Скорпион молча вышел из комнаты. Баграмов сочувственно посмотрел ему вслед:
– Может, не нужно было с ним так жестко? Мы ведь не знаем, как он до этого дошел…
– Вы в камере сидели? – резко спросил Олег, – Вы на себе методы допросов испытали? Нет? Тогда у Аллы Рихардовны спросите, она вам скажет, было ли у меня на теле хоть одно живое место.
Соколов, за все это время не проронивший ни слова, сокрушенно покачал головой.
– Несчастная страна, несчастные люди, – пробормотал он. – Искорежили, исковеркали Россию… Эх, потеряли люди веру!
– А при чем здесь вера? Совесть люди потеряли, вот что! А религия… Ее каждый понимает по-своему. Если верить тому, что говорят попы, что все в жизни предопределено… Тогда зачем мы здесь? Зачем мы должны думать, страдать, любить? Раз все и так давно написано, то не проще ли найти эту книгу, где все записано, и заглянуть на последнюю страницу? Так нет, нас испытывают, ломают, совращают…

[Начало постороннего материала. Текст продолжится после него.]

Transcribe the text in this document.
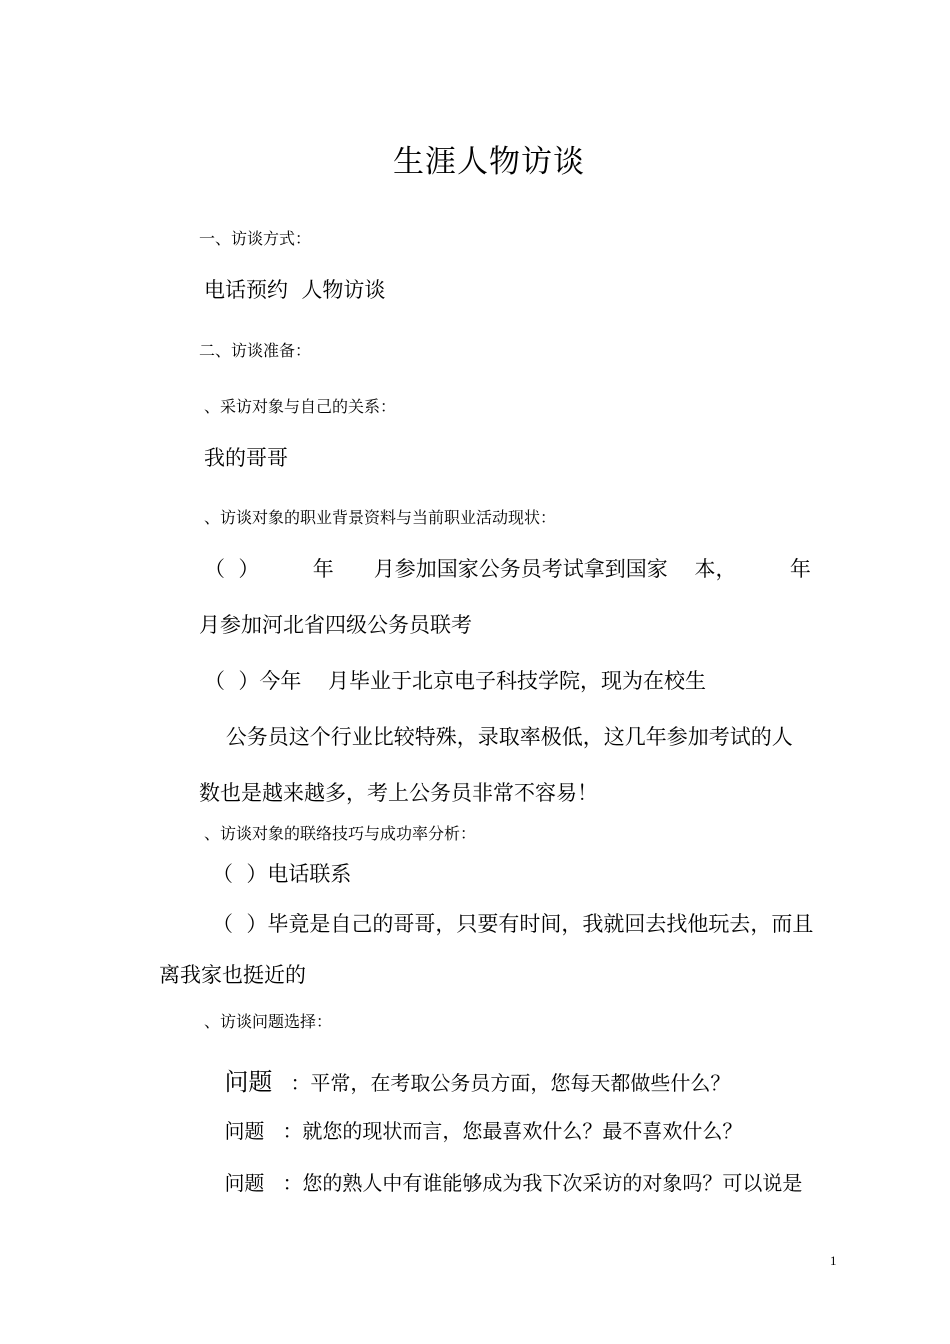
生涯人物访谈
一、访谈方式：
电话预约  人物访谈
二、访谈准备：
、采访对象与自己的关系：
我的哥哥
、访谈对象的职业背景资料与当前职业活动现状：
（  ）        年      月参加国家公务员考试拿到国家    本，        年
月参加河北省四级公务员联考
（  ）今年    月毕业于北京电子科技学院，现为在校生
公务员这个行业比较特殊，录取率极低，这几年参加考试的人
数也是越来越多，考上公务员非常不容易！
、访谈对象的联络技巧与成功率分析：
（  ）电话联系
（  ）毕竟是自己的哥哥，只要有时间，我就回去找他玩去，而且
离我家也挺近的
、访谈问题选择：

问题 ：平常，在考取公务员方面，您每天都做些什么？

问题 ：就您的现状而言，您最喜欢什么？最不喜欢什么？

问题 ：您的熟人中有谁能够成为我下次采访的对象吗？可以说是

1
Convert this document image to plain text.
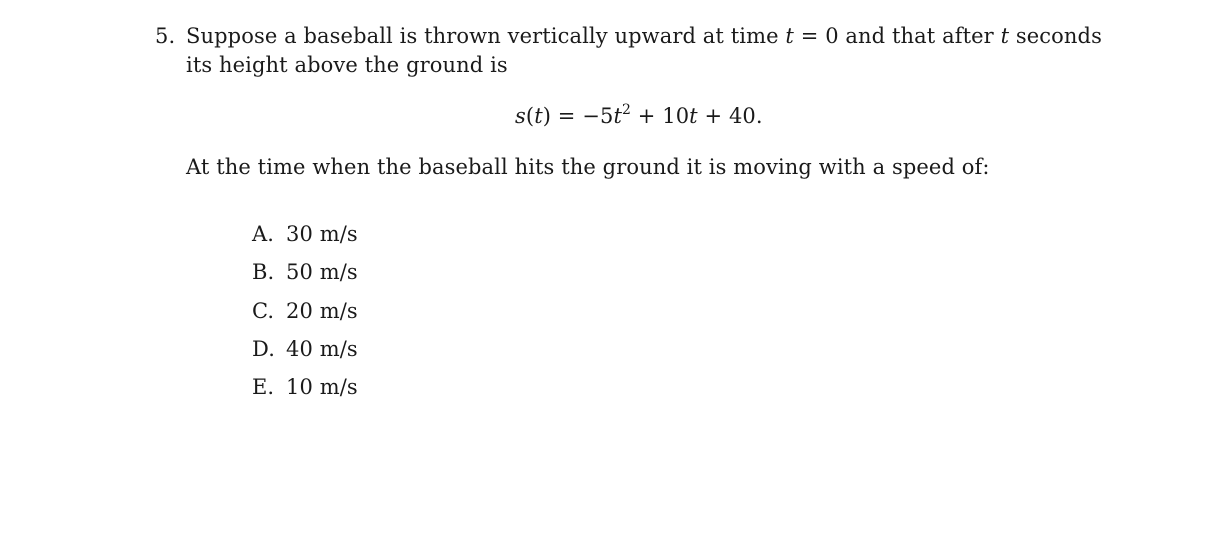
5. Suppose a baseball is thrown vertically upward at time t = 0 and that after t seconds
its height above the ground is
$s(t) = -5t^2 + 10t + 40$.
At the time when the baseball hits the ground it is moving with a speed of:
A. 30 m/s
B. 50 m/s
C. 20 m/s
D. 40 m/s
E. 10 m/s
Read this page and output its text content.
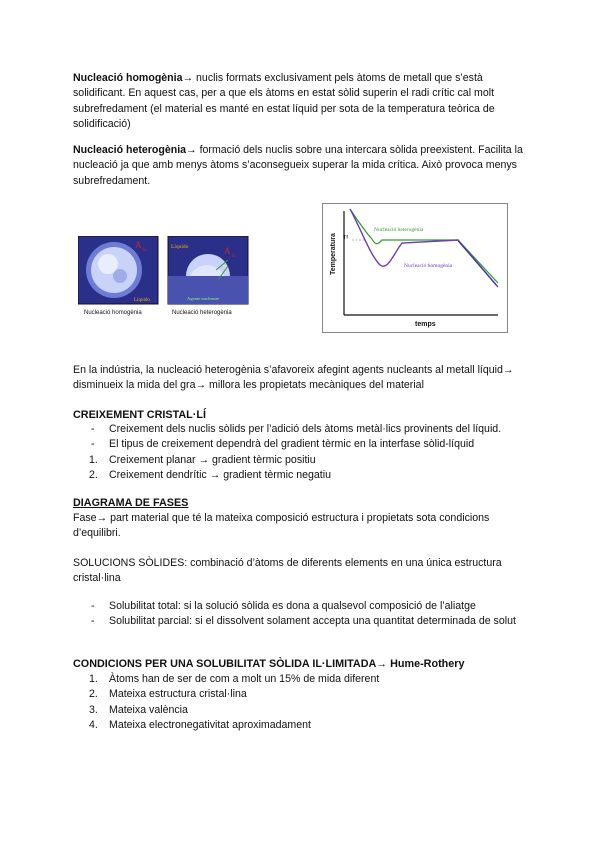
Nucleació homogènia→ nuclis formats exclusivament pels àtoms de metall que s’està solidificant. En aquest cas, per a que els àtoms en estat sòlid superin el radi crític cal molt subrefredament (el material es manté en estat líquid per sota de la temperatura teòrica de solidificació)
Nucleació heterogènia→ formació dels nuclis sobre una intercara sòlida preexistent. Facilita la nucleació ja que amb menys àtoms s’aconsegueix superar la mida crítica. Això provoca menys subrefredament.
A
ls
Líquido
Líquido	A
ls
Agente nucleante
Nucleació homogènia	Nucleació heterogènia
Temperatura
temps
Tf
Nucleació heterogènia
Nucleació homogènia
En la indústria, la nucleació heterogènia s’afavoreix afegint agents nucleants al metall líquid→ disminueix la mida del gra→ millora les propietats mecàniques del material
CREIXEMENT CRISTAL·LÍ
- Creixement dels nuclis sòlids per l’adició dels àtoms metàl·lics provinents del líquid.
- El tipus de creixement dependrà del gradient tèrmic en la interfase sòlid-líquid
1. Creixement planar → gradient tèrmic positiu
2. Creixement dendrític → gradient tèrmic negatiu
DIAGRAMA DE FASES
Fase→ part material que té la mateixa composició estructura i propietats sota condicions d’equilibri.
SOLUCIONS SÒLIDES: combinació d’àtoms de diferents elements en una única estructura cristal·lina
- Solubilitat total: si la solució sòlida es dona a qualsevol composició de l’aliatge
- Solubilitat parcial: si el dissolvent solament accepta una quantitat determinada de solut
CONDICIONS PER UNA SOLUBILITAT SÒLIDA IL·LIMITADA→ Hume-Rothery
1. Àtoms han de ser de com a molt un 15% de mida diferent
2. Mateixa estructura cristal·lina
3. Mateixa valència
4. Mateixa electronegativitat aproximadament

– Ох, Олег, и дремуч же ты! – Андрей Георгиевич с укором посмотрел на Реставратора и, заметив, что тот, еще разгоряченный после разговора со следователем, готов вступить в новый спор, поднял руку, призывая его к молчанию. – Нет уж! Если я тебя слушал не перебивая, хотя и не со всем был согласен, то и ты, будь добр, выслушай меня так же!